The new 2007 Chrysler 300 specifies MID grade and says, essentially, don't waste your money on Premium. The words used include what amounts to a suggestion that "while using regular is OK, "optimum" performance is realized with mid grade."
Several of my Audis actually rated power and mileage on the octane. This provided the data points to determine the validity of the phrase "false economy."
Lawyers, probably, determine the wording used, hence the word REQUIRED is seldom used unless it has been determined that warranty claims will offset the law suits or better said potential law suits.
I found several (more than two) websites that had as their number one "rule" -- "follow the mfgr's recommendation."
I found many (more than five) websites that did claim using Regular in a car designed for Premium would NOT technically damage the engine, but several of these did hint at the loss of power and reduced MPG's that go hand in hand with this practice.
In the spirit of full disclosure, I could not find any data that said the full amount of the price difference was consumed by the loss of power and reduced miles per gallon such behavior engenders.
Yet, virtually all of the data says the main reason a car is said to have premium fuel recommended is that it has a compression ratio that will lead to pre-ignition (which is harmful) -- and that the ping is controlled by retarding the spark, meaning the spark happens earlier in the compression cycle, increasing pollution and decreasing mileage AND performance.
Apparently the advent of electronic controls have offset pre-ignition's potential damage. But the issue that this causes is lower power than "one was used to" and what happens (or probably happens) is one's right foot presses further downward exacerbating this reduction in both pre-ignition and power.
It would be my "request" for the mfgs to explicitly define power and mpg consequences of using regular, mid-grade and premium and let us all decide.
In the mean time, without sufficient information, I would urge all drivers to "do what the manual" says (regardless of the "r" word -- require or recommend, that is.)

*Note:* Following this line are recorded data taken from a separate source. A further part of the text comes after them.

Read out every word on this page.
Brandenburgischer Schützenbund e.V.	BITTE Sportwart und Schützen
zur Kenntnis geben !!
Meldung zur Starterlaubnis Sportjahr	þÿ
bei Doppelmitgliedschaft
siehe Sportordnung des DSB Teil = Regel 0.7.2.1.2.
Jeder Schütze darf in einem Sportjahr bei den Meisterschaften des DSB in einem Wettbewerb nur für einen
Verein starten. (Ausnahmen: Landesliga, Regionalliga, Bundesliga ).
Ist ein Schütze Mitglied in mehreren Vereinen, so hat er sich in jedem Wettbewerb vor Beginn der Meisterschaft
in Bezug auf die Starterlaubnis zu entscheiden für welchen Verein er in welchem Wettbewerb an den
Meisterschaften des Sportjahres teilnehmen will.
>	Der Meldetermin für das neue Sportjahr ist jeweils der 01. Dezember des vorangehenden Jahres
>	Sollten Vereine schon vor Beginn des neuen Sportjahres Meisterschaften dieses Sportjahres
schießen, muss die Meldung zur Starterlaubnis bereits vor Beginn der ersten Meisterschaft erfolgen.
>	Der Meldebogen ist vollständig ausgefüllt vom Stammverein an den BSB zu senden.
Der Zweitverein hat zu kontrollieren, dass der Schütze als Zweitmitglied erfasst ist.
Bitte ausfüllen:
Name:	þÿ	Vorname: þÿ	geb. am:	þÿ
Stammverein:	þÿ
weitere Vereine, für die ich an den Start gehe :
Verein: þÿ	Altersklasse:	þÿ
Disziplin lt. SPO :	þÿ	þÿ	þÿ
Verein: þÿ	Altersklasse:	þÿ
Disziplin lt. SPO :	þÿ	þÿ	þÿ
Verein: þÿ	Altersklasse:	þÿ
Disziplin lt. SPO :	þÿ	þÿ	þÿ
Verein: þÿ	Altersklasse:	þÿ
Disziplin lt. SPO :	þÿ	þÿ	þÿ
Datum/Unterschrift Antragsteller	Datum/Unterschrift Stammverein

The authors who appear to understand the physics and the chemistry say "you can use regular, but -- here are the consequences." At twenty gallons per week per car the difference in cost per gallon is $200 per year, the difference in opportunity cost appears to be less than that; and, some argue is a negative number.
There appears to be a "secret handshake" we are all (or at least some of us) looking for and that is, you can buy a BMW or an Audi and despite the mfg's recommendations use regular gas without any consequences.

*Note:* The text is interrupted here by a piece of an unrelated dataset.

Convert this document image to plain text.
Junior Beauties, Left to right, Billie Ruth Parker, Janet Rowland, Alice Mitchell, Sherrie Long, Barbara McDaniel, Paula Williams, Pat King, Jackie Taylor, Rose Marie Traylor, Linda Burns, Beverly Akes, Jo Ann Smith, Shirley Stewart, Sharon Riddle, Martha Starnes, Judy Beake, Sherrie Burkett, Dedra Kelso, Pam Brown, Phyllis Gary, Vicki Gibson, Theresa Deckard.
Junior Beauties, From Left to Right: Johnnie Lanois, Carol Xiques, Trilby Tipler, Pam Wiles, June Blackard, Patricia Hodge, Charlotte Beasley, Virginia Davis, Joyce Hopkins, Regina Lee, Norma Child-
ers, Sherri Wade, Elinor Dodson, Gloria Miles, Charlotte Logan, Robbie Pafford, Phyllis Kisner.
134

If this is really true, I would imagine once enough of us figure it out, there will be at least the hint of a class action, so we "won't get fooled again."
I suspect there is something to it more than "ego" -- for this kind of false requirement would, once it got out, also be cause for customer retailiation. At $200 per year per car, since 1973 (the year I had to buy my own gas), hmm, let's see, 34 years $200 per year approximately, carry the five -- well that's $6400 that someone owes me.
#47 of 76 Re: Questions? [markcincinnati]
Jan 08, 2007 (7:00 am)
True that. Can't hurt to follow mfgr's recommendation. Re: spark timing, retarded ignition means spark happens later, not earlier, more like when the piston reaches TDC (top dead center).
#48 of 76 Re: Questions? [davidc1]
Jan 11, 2007 (5:05 am)
I stand corrected, I got carried away.
#49 of 76 Twin turbo in X3?
Jan 11, 2007 (6:41 am)
Do you think BMW will one day put the 3.0 twin turbo engine in the X3? I would think that would do a lot to distance the X3 from the evolving competition.
In addition to the 3 series, BWM has announced this engine will now be available in the new 5 series AWD as the 535Xi.
#50 of 76 Re: Twin turbo in X3? [bruceomega]
Jan 11, 2007 (6:56 am)
I can't help but wonder if BMW + not 1 but 2 turbos = reliability nightmares?